Ils soutiennent que :
- le recours du ministre est irrecevable dès lors qu'il est tardif ;
- les conclusions du ministre contestant sa qualité de débiteur de l'indemnité qui leur a été allouée par les premiers juges sont nouvelles en appel ;
- le recours est insuffisamment motivé et ne répond ainsi pas aux exigences de l'article R. 411-1 du code de justice administrative ; l'Etat aurait dû mettre en oeuvre la procédure de rectification d'erreur matérielle ;
- la commission a fixé une indemnité insuffisante en se fondant sur des éléments erronés ; l'indemnité fixée par les premiers juges doit être confirmée ;
- la cour peut ordonner une expertise si elle ne s'estime pas suffisamment éclairée.
Par ordonnance du 19 février 2018, la clôture d'instruction a été fixée, en dernier lieu, au 1er mars 2018 à 12h00.
Vu les autres pièces du dossier.
Vu :
- le code rural et de la pêche maritime ;
- le code de justice administrative.
Les parties ont été régulièrement averties du jour de l'audience.
Ont été entendus au cours de l'audience publique :
- le rapport de Mme Caroline Gaillard ;
- et les conclusions de Mme Frédérique Munoz-Pauziès, rapporteur public.
Considérant ce qui suit :
1. Des opérations de remembrement liées à la réalisation de la déviation routière de Gurmençon-Asaps ont été ordonnées par arrêté préfectoral du 12 février 2005 sur le territoire de la commune d'Asasp-Arros (Pyrénées-Atlantiques).

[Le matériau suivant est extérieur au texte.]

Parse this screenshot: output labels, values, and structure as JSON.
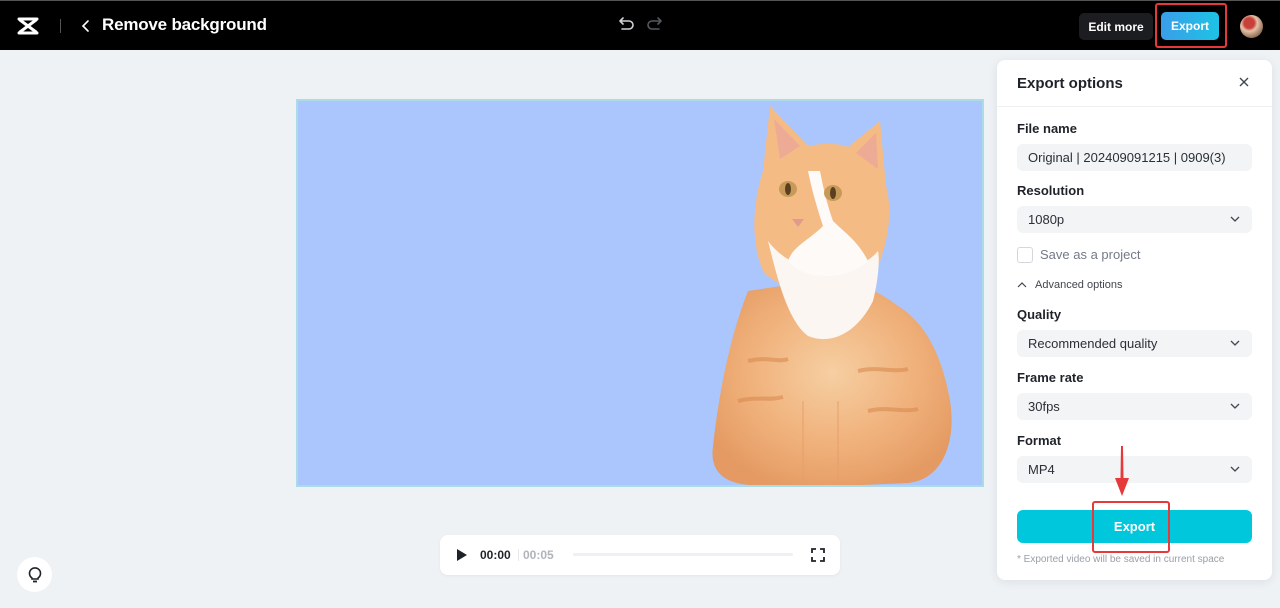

Le 13 avril 2007, la commission départementale d'aménagement foncier a statué sur les attributions de M. et MmeC.... Cette décision a été annulée par le tribunal administratif de Pau le 1er octobre 2009 au motif que la règle d'équivalence entre les apports et les attributions des intéressés avait été méconnue.
2. Le 15 novembre 2013, la commission départementale d'aménagement foncier a statué à nouveau sur la réclamation de M. et Mme C...et a alloué à ces derniers une indemnité de 334 euros après avoir estimé qu'il était impossible de rétablir l'équilibre de leur compte n° 440 par des apports de terres supplémentaires.
3. M. et Mme C...ont contesté cette nouvelle décision devant le tribunal administratif de Pau. Par un jugement du 19 novembre 2015, le tribunal administratif a condamné l'Etat à verser à M. et Mme C...une indemnité d'un montant de 5 213,50 euros assortie des intérêts au taux légal à compter du 8 octobre 2007 et a rejeté le surplus de leurs demandes portant sur l'attribution de terrains supplémentaires et le versement d'une indemnité de 15 000 euros à titre de dommages et intérêts.
4. Le ministre de l'agriculture, de l'agroalimentaire et de la forêt relève appel de ce jugement en tant qu'il a alloué à M. et Mme C...une indemnité de 5 213,50 euros et mis celle-ci à la charge de l'Etat. Ces derniers, par la voie de l'appel incident, demandent que l'indemnité qui leur a été allouée par les premiers juges soit confirmée et qu'elle soit mise à la charge du département.
Sur les fins de non-recevoir opposées par les épouxC... :
5. En premier lieu, il résulte de l'instruction que, comme le mentionne l'article 4 du jugement du tribunal administratif de Pau du 19 novembre 2015, si ledit jugement a été notifié au préfet des Pyrénées-Atlantiques, il ne l'a pas été au ministre. Par suite, le délai de recours n'a pas couru et l'appel du ministre enregistré au greffe de la cour administrative de Bordeaux le 17 mars 2016 n'est pas tardif.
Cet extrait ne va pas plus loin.